# OCR Alliance AO



## acckids (Jan 2, 2003)

I went in a bike shop today and they had the new 07 OCR Alliance AO. $1999. I have no idea how it rides but it was spec'd nicely and the top tube aluminum/carbon junction was seamless. The seat tube was a little confusing because I could not tell if the whole tube was aluminum or if it was carbon all of the way to the bottom bracket lug. The salesman did not know either. 

The overall quality was great and had the "bling" affect on me at least. Should be interesting to see what others say about the ride.


----------



## JimmyC (Feb 22, 2006)

By the looks of the Alliance cross section picture on the Giant website, the seat tube is carbon, then aluminium wraps around it all the way down to form part of the bottom bracket. The carbon remains bonded full length to the inside of the tube... pretty funky.

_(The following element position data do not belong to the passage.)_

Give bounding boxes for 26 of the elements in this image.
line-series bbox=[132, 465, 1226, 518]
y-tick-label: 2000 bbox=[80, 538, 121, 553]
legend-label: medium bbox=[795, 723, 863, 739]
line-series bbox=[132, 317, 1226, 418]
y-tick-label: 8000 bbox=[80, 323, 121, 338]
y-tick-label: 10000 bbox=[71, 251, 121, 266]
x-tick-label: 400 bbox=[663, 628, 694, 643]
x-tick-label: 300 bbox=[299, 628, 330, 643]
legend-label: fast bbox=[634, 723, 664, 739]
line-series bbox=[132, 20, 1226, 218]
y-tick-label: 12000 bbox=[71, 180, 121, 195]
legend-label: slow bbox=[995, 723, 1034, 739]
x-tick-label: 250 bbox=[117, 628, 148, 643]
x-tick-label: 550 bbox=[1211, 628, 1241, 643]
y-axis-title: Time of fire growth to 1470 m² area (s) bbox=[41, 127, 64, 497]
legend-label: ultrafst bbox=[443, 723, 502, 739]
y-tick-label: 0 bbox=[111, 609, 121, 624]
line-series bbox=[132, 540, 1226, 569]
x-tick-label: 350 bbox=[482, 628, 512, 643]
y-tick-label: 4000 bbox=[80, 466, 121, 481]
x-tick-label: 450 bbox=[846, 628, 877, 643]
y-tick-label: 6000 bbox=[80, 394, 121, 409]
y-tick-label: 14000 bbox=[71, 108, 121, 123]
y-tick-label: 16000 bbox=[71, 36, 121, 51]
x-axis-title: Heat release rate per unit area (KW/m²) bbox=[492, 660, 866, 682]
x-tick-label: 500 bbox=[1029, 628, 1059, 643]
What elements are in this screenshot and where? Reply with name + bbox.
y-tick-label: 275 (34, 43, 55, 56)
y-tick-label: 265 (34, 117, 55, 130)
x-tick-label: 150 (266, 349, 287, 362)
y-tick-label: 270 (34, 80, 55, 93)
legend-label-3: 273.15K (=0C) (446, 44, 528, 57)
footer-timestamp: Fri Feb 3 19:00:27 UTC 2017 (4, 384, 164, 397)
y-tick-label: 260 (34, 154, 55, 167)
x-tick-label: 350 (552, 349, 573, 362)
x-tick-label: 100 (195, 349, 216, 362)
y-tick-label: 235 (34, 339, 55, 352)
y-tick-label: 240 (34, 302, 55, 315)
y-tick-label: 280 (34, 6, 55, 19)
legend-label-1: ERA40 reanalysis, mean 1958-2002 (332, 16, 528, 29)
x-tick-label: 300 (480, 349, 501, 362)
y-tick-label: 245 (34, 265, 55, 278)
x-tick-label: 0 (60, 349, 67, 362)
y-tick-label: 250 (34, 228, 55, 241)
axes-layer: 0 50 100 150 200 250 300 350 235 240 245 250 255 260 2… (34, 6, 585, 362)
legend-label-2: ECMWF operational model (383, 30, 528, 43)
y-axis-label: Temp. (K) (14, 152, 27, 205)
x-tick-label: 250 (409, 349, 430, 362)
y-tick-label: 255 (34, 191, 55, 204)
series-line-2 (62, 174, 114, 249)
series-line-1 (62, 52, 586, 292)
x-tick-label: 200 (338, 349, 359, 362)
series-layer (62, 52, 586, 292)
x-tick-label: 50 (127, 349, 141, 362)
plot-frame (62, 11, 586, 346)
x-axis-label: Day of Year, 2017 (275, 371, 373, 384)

I'd love to hear from anyone that's ridden one... 

J. 

http://www2.giant-bicycles.com/en-AU/technology/alliance/alliance_image/


----------



## wins (Jan 17, 2007)

hi

im also saw this ad and thinking to get the Giant TCR Alliance TM. however i don know much about carbon + aluminium frame quality. the frame damn nice as it looks like TCR advance TM.

can any expert share your knowledge? thanks!


----------